O aspecto da cognição talvez tenha tido um desenvolvimento mais distinto da visão integrada da cibernética. Os avanços da inteligência artificial se beneficiaram do enorme crescimento das capacidades dos computadores eletrônicos, mais do que de um entendimento fundamental acerca de como os seres vivos adquirem, compreendem e processam as informações. E a cada novo avanço na mecanização de um procedimento que anteriormente se entendia exigir a inteligência humana — resolução de problemas matemáticos, o xadrez, a busca em bibliotecas, o desenho técnico — parece que o horizonte onde se enxerga o surgimento de real inteligência artificial fica mais distante. Com uma certa ironia, a palavra cibernética e o prefixo “ciber” entraram para a linguagem popular em conexão com a robótica e inteligência artificial, enquanto caíam em desuso dentro das comunidades científicas. Um exceção foi a antiga União Soviética, onde o termo cibernética, após uma resistência inicial das autoridades, recebeu um selo de pureza ideológica e se tornou uma descrição aceitável para um ramo de estudos bastante ativo.
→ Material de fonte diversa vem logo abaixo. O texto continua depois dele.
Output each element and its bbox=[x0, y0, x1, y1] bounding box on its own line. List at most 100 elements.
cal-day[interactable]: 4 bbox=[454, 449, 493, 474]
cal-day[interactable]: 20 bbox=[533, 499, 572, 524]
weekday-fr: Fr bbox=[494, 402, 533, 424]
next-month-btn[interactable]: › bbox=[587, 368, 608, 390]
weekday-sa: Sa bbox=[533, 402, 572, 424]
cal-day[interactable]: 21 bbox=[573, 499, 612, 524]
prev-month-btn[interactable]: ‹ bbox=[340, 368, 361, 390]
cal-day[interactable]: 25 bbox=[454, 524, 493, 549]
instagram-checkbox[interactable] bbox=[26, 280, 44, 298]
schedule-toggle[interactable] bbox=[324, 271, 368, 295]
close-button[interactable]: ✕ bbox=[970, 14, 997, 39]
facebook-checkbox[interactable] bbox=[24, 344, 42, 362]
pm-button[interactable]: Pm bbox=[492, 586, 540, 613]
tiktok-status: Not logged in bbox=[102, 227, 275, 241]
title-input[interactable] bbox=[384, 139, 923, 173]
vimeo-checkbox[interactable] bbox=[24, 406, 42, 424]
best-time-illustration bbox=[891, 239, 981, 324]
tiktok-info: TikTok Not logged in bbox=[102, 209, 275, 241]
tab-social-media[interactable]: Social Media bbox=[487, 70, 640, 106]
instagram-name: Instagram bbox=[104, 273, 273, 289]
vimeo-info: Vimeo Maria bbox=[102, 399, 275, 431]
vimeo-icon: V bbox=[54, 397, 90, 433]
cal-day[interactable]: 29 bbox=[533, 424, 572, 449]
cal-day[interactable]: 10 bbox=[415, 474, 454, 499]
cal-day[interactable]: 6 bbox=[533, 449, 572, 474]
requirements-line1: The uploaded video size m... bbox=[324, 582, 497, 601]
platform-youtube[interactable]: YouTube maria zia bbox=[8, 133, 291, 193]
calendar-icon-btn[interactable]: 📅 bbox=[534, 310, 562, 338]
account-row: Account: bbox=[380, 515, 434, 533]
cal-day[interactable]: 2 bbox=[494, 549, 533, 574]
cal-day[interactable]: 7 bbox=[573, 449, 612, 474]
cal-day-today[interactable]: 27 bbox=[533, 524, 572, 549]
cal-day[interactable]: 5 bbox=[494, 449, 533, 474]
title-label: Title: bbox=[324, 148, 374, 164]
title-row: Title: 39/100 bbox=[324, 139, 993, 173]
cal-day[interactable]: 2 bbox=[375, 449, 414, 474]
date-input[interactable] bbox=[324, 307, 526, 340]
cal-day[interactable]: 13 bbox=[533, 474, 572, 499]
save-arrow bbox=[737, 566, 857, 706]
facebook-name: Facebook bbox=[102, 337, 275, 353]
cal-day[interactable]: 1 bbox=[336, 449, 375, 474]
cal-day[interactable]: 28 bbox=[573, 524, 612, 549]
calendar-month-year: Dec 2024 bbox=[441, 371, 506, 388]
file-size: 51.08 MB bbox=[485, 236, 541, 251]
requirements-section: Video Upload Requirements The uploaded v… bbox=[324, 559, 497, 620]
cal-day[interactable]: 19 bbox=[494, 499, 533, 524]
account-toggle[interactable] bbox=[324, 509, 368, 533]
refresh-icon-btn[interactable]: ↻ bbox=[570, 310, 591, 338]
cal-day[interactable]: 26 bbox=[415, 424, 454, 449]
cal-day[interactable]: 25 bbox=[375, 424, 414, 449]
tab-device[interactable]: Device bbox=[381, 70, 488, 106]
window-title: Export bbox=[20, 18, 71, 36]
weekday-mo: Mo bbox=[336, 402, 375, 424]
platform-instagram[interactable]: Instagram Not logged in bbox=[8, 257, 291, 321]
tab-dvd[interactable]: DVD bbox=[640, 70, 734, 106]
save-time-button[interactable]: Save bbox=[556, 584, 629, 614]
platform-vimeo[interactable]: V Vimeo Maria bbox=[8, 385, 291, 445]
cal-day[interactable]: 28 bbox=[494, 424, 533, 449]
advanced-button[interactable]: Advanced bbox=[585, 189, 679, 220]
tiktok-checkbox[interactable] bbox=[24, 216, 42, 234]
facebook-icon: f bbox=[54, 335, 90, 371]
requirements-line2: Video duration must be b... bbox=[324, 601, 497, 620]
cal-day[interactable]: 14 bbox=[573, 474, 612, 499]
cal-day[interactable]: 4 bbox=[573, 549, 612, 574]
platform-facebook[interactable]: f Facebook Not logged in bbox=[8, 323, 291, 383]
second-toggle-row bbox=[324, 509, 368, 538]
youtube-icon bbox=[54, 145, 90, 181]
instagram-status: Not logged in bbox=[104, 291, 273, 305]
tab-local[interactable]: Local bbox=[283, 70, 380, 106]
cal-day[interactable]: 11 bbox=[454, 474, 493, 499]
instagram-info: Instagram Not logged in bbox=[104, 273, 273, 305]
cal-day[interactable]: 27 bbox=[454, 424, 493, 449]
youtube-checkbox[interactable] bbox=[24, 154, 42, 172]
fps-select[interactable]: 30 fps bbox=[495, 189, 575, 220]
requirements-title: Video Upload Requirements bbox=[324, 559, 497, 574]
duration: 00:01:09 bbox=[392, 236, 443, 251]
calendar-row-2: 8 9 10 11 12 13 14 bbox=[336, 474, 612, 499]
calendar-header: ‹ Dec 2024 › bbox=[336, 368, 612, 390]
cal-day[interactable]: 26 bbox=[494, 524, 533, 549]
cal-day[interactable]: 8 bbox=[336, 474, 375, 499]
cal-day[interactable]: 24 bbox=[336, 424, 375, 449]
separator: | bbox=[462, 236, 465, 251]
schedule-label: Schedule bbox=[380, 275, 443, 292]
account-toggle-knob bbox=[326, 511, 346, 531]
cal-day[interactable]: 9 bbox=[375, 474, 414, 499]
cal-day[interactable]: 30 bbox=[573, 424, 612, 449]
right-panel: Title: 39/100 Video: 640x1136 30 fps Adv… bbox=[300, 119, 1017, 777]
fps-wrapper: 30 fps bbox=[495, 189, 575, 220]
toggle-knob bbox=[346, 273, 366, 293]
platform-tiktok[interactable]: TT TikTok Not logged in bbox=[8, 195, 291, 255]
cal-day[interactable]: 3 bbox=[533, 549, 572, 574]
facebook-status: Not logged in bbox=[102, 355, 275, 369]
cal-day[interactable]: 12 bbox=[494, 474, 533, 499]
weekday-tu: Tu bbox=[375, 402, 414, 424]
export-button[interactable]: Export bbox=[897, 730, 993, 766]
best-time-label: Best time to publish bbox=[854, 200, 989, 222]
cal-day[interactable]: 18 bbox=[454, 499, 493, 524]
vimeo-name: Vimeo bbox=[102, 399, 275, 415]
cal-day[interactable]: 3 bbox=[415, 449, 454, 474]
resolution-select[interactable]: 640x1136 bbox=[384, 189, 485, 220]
Será que a cibernética tentou englobar disciplinas científicas disjuntas, ou de fato formava uma unidade que se rompeu por pressões explicáveis pela sociologia da comunidade acadêmica? Essa questão deve permanecer como objeto de especulação. Voltando aos aspectos centrais da cibernética, o conceito mais frutífero para o estudo de um sistema de comunicações e controle é a resposta em frequência, que quantifica a amplificação e a defasagem entre um sinal medido na saída do sistema e um sinal de entrada periódico. Experimentos de resposta em frequência podem ser usados para obter os modelos matemáticos indispensáveis para a análise; e inversamente, quando o modelo é conhecido, a resposta em frequência pode ser calculada sem necessidade de mais experimentos.

A descrição frequencial caracteriza completamente os sistemas lineares, sendo suficiente para analisar muitos processos quando sofrem pequenas variações em torno do ponto de operação projetado. A análise dos diagramas de resposta em frequência serve para prever o comportamento do sistema quando for controlado por realimentação com o objetivo de obter um comportamento especificado. O projeto então consiste em buscar um meio termo entre desempenho e robustez — exigir um comportamento otimizado significa aceitar fragilidade quando as hipóteses de projeto não forem plenamente satisfeitas, como inevitavelmente ocorre na prática. Compromissos são inevitáveis e a teoria nos ensina a quantificá-los.

Um ponto de vista alternativo vem da teoria dos jogos desenvolvida a partir do trabalho de John von Neumann, que considera ruídos, distúrbios, erros de medição, e comportamentos dinâmicos não previstos nos modelos como adversários que podem causar dano máximo aos objetivos especificados. A tarefa do projetista consiste em escolher a estratégia que minimiza o impacto da pior ação que o adversário pode executar. A visão de mundo implícita na cibernética de Wiener é mais humanista e afável do que a visão dura e litigiosa de Johnny, como von Neumann gostava de ser chamado. Bastante popular entre os estrategistas “realistas” durante a guerra fria, a teoria dos jogos teve sucessos notáveis em economia, aplicação na qual já rendeu alguns prêmios Nobel; mas não é exatamente uma generalização nem um caso particular da teoria de controle ótimo. Na engenharia de sistemas de realimentação, são visões complementares. Talvez as semelhanças e diferenças sejam mais poéticas do que científicas; e certamente não se deve buscar um significado profundo nos humores sugeridos pela terminologia matemática.

Felipe Pait é professor no Laboratório de Automação & Controle da Escola Politécnica da Universidade de São Paulo. Estudou engenharia elétrica na USP e na Universidade Yale.